The company delivered 278 dwellings (-12% y/y) and pre-sold 141 units (+244% y/y) in 2Q23.
Marvipol Development revenues arrived at PLN 197.2m (-4% y/y). The result was driven by higher average dwelling price, which amounted to PLN 709k (+10% y/y) and a drop in deliveries.
Marvipol Development’s 2Q23 gross margin increased by 12.0pp y/y, to 32.3%, which reflects the impact of an improved sales mix (the developer reported that it had delivered dwellings mainly in the Lazurova Concept and Apartamenty Zielony Natolin projects).
SG&A costs reached nearly PLN 9.8m (vs. PLN 11.8m in 2Q22). The SG&A to sales ratio amounted to 5.0%. The profit on JV activity stood at PLN 0.7m (vs. PLN 3.8m the previous year).
EBITDA came in at PLN 59.9m, +64% y/y, which resulted in an EBITDA margin of 30.4%, up by 12.6pp y/y.
Net profit arrived at PLN 39.6m, (+59% y/y; we note that the company reported a PLN -7.9m net financial loss, vs.
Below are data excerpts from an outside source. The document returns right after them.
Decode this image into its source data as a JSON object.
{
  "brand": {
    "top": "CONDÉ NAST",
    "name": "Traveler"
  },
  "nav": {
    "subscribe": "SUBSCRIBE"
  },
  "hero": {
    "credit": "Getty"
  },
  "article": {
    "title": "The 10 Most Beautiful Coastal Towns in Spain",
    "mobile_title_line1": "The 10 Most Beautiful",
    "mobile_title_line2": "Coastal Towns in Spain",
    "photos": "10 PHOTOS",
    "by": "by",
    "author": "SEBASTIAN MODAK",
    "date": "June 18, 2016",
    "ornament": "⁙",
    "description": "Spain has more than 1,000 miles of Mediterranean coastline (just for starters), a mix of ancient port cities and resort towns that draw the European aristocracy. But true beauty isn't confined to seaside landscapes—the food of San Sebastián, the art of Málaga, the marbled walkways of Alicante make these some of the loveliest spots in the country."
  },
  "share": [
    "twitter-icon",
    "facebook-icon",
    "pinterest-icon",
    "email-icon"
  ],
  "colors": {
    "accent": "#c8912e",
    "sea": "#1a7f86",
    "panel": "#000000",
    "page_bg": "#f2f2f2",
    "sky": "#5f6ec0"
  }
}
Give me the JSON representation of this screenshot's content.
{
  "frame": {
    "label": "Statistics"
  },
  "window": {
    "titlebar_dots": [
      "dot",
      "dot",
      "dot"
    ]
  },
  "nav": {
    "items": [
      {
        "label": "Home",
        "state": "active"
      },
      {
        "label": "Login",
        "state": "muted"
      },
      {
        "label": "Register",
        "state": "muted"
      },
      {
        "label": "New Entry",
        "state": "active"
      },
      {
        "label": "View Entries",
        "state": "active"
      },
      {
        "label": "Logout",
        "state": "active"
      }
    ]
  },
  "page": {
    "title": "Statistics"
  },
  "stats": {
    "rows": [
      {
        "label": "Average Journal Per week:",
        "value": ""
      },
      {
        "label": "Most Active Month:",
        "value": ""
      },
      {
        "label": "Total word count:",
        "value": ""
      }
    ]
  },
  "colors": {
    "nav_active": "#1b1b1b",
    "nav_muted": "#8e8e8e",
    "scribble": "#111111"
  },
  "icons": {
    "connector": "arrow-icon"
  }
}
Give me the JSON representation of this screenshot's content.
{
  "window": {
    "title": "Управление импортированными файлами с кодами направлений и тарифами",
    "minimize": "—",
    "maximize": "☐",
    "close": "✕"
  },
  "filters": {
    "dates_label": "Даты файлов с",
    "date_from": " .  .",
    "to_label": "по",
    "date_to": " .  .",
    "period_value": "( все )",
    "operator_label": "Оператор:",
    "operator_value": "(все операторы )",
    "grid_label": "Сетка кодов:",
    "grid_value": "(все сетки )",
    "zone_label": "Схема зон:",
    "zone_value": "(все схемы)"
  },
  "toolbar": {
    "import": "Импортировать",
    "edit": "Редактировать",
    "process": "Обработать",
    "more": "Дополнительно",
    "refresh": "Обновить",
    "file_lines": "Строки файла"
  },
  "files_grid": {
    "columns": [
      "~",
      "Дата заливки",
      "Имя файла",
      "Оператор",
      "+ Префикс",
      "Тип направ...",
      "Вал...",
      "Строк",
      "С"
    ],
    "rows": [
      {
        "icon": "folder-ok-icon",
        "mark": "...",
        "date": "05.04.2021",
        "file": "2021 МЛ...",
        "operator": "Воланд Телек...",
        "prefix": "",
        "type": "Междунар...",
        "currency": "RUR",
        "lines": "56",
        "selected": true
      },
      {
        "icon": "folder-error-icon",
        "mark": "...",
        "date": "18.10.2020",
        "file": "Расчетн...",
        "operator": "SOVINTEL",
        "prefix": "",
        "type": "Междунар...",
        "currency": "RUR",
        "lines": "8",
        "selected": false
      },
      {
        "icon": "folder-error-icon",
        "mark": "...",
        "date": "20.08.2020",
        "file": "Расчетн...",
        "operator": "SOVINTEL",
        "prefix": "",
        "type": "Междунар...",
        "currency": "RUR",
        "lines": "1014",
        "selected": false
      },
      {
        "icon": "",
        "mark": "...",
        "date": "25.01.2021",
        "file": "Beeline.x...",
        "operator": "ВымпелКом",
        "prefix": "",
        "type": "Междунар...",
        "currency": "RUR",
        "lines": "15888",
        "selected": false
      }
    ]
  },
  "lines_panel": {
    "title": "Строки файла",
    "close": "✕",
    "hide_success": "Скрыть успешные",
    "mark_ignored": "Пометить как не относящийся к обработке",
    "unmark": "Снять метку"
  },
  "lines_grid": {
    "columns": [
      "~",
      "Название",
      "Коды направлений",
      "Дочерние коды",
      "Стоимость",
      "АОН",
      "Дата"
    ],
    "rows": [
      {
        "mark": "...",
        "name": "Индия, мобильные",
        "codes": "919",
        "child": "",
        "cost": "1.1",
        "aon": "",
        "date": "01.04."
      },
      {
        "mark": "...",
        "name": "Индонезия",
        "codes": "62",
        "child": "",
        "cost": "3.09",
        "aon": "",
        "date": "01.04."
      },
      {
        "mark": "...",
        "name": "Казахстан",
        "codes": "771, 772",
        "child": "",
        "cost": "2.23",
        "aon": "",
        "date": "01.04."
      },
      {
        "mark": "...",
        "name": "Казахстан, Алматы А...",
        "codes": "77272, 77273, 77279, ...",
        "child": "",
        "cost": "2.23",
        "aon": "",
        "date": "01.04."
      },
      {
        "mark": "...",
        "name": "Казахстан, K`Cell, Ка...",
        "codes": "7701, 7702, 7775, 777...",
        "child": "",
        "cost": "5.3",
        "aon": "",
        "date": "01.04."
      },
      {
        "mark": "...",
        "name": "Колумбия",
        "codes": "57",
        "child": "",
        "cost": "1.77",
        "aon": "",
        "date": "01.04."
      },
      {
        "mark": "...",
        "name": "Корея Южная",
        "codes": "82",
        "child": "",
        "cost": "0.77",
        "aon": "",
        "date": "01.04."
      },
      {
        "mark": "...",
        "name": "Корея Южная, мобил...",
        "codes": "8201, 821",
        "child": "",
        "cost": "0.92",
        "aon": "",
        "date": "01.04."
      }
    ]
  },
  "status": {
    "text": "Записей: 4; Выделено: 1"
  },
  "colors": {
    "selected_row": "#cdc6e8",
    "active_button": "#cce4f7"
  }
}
PLN -6.6m in 2Q22).
Marvipol Development posted OCF of PLN 41.3m (vs. PLN -8.3m in 2Q22) derived mainly from the positive impact of the improvement in financial results.
Net Debt/ LTM EBITDA came in at 1.7x and net debt/BV arrived at 0.3x (-0.2x y/y and -0.1x q/q). At the end of 2Q23 Marvipol Development held PLN 189.6m in cash and cash equivalents.